Can You Ever Forgive Me?

REVIEW: Yours insincerley…. Melissa McCarthy puts her stamp on the role of author-turned-forger Lee Israel in this love letter to New York.

Whatever happened to New York movies? Is it the films that have changed or the place itself? Can You Ever Forgive Me? is a reminder of a genre and a place that seems to have almost vanished: one of smart-ass intellectuals in seedy Manhattan apartments, passing their time in giant wood-panelled bookshops – ones that are doing so well they’re prepared to hand over hundreds of dollars in cash for celebrity letters of dubious provenance.

Here is a film that is set in 1991 but could just as easily have been made thirty years earlier, when dramas about the desperate lives of those on the city’s fringes could genuinely result in big box office. It has the heft of those New Hollywood movies too: witty dialogue, flawed characters and enough confidence in its own audience to not have to spell out every element of subtext. It says a lot about the state of the modern movie business that Marielle Heller’s film hasn’t received the nod for either Best Director or Best Picture at the Oscars; in its place Peter Farrelly’s dubious and didactic Green Book.

But what can you expect of an institution that gave Forrest Gump the big gong over Pulp Fiction? Even if there’s only room for one nostalgic fact-based drama in the awards season short-lists, this is the one to see.

I don’t know if the real Lee Israel was such an ornery old bitch who ‘liked cats a lot more than people,’ but McCarthy isn’t afraid to play her that way.

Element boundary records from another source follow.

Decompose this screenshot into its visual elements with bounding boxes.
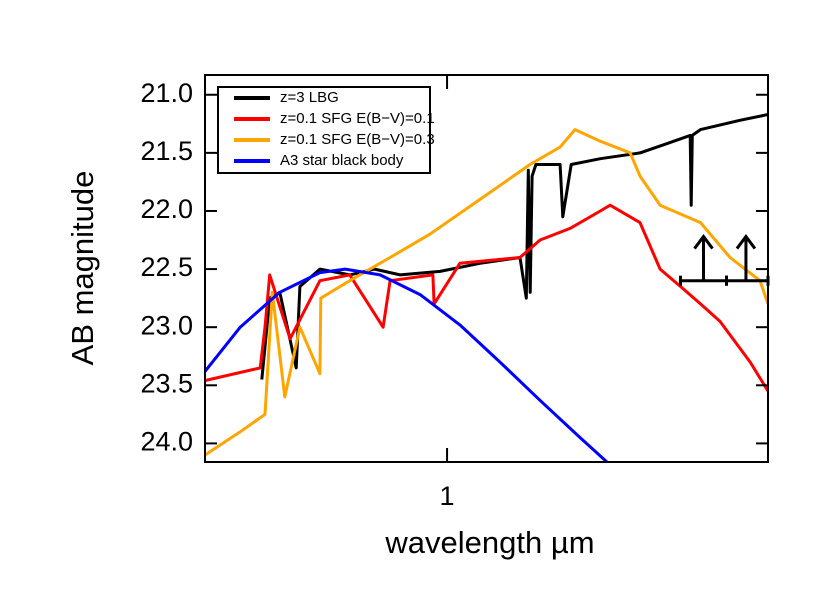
y-tick-label: 22.5 xyxy=(140,252,193,282)
y-tick-label: 22.0 xyxy=(140,194,193,224)
limit-arrow xyxy=(735,234,757,281)
series-line xyxy=(205,267,610,462)
legend-box xyxy=(217,86,431,174)
plot-area xyxy=(205,113,768,462)
y-tick-label: 23.5 xyxy=(140,368,193,398)
legend-label: A3 star black body xyxy=(280,152,404,169)
y-tick-label: 24.0 xyxy=(140,427,193,457)
limit-arrow xyxy=(693,234,714,281)
series-line xyxy=(205,128,768,457)
legend-label: z=3 LBG xyxy=(280,89,339,106)
legend-label: z=0.1 SFG E(B−V)=0.1 xyxy=(280,110,435,127)
y-tick-label: 23.0 xyxy=(140,310,193,340)
y-tick-label: 21.5 xyxy=(140,136,193,166)
x-tick-label: 1 xyxy=(440,481,455,511)
legend-label: z=0.1 SFG E(B−V)=0.3 xyxy=(280,131,435,148)
y-axis-title: AB magnitude xyxy=(65,171,100,366)
y-tick-label: 21.0 xyxy=(140,78,193,108)
x-axis-title: wavelength µm xyxy=(384,525,594,560)
series-line xyxy=(205,203,768,392)
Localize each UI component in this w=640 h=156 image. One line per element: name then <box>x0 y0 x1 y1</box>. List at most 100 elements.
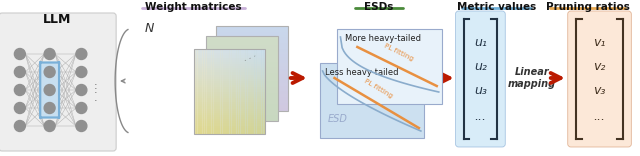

Melissa McCarthy plays Lee Israel, a biographer who once topped the New York Times bestsellers list but is now facing hard times. Israel is alcoholic and splenetic: in the opening scene we see her lose her day job as a copyeditor, not only for drinking whisky at her desk, but for telling her boss to go fuck himself when he asks her to stop.

Israel can’t catch a break: nobody is interested in publishing her work; her agent avoids her calls. She doesn’t help herself by displaying a complete lack of interpersonal skills – she’s more likely to steal your coat than to schmooze her way into a new contract when invited to a party for New York’s literary movers and shakers.

Faced with a sick cat, three month’s back rent and an apartment in dire need of repair, she attempts to raise cash by selling off some old memorabilia she’d acquired in the course of her work, the most lucrative of which turns out to be a framed letter from Katherine Hepburn. This covers some costs, and when Israel discovers another letter during her research into Vaudeville actress Fanny Brice, she steals it to sell, only this time adding her own little post-script – a personal aside that should increase its market value.

When this subterfuge goes well, it’s not long before Israel is forging letters wholesale, using her experience as a biographer to impersonate her favourite literary figures, among them Noel Coward and Dorothy Parker.

One of those films-they-just-don’t-make-anymore that they do occasionally still make.

She is aided and abetted by a drinking buddy, Jack Hock (Richard E Grant), a dandyish old soak of no fixed abode who, like her, is putting a brave face on living on his wits to barely manage getting by.

Grant is lively and touching as the dissolute Hock, and much has been made of his long-deserved Oscar nomination, but this is McCarthy’s film. I don’t know if the real Lee Israel was such an ornery old bitch who ‘liked cats a lot more than people,’ but McCarthy isn’t afraid to play her that way. A lesser work would have turned her into a twinkly old rogue; McCarthy’s maintains Israel’s abrasive and misanthropic qualities, and yet underpins them with a certain wry vulnerability: you like her anyway. It’s a shrewd piece of casting, after all, variations on this persona have been McCarthy’s stock-in-trade through dozens of broad comedies, but it’s fascinating to see her adapt this shtick to the demands of a straightforward drama.

The film was shot in six weeks on a limited budget, and although clever use is made of a small cast and limited locations, certain elements betray the smallness of the production. While Israel and Hock dominate, not much room is left for the supporting characters, although Anna Deavere Smith makes the most of her one scene as Israel’s former girlfriend, and Dolly Wells is touching as the naive bookshop owner who tries to connect with the author.

Meanwhile the scale of Israel’s fraud is slightly underplayed – in real-life she knocked up around 400 forgeries and her theft of genuine works from library archives was much more extensive. This explains the FBI’s subsequent involvement, which seems like overkill in the film – and was she really so foolish as to to only ever rinse the same two or three bookshops?

Nevertheless these are minor gripes. Can You Ever Forgive Me is a warm, smart, bleakly funny work and also, with its lovingly photographed shots of the Manhattan skyline and the interiors of its surviving bookstores, a (genuine) love letter to New York. One of those films-they-just-don’t-make-anymore that they do occasionally still make.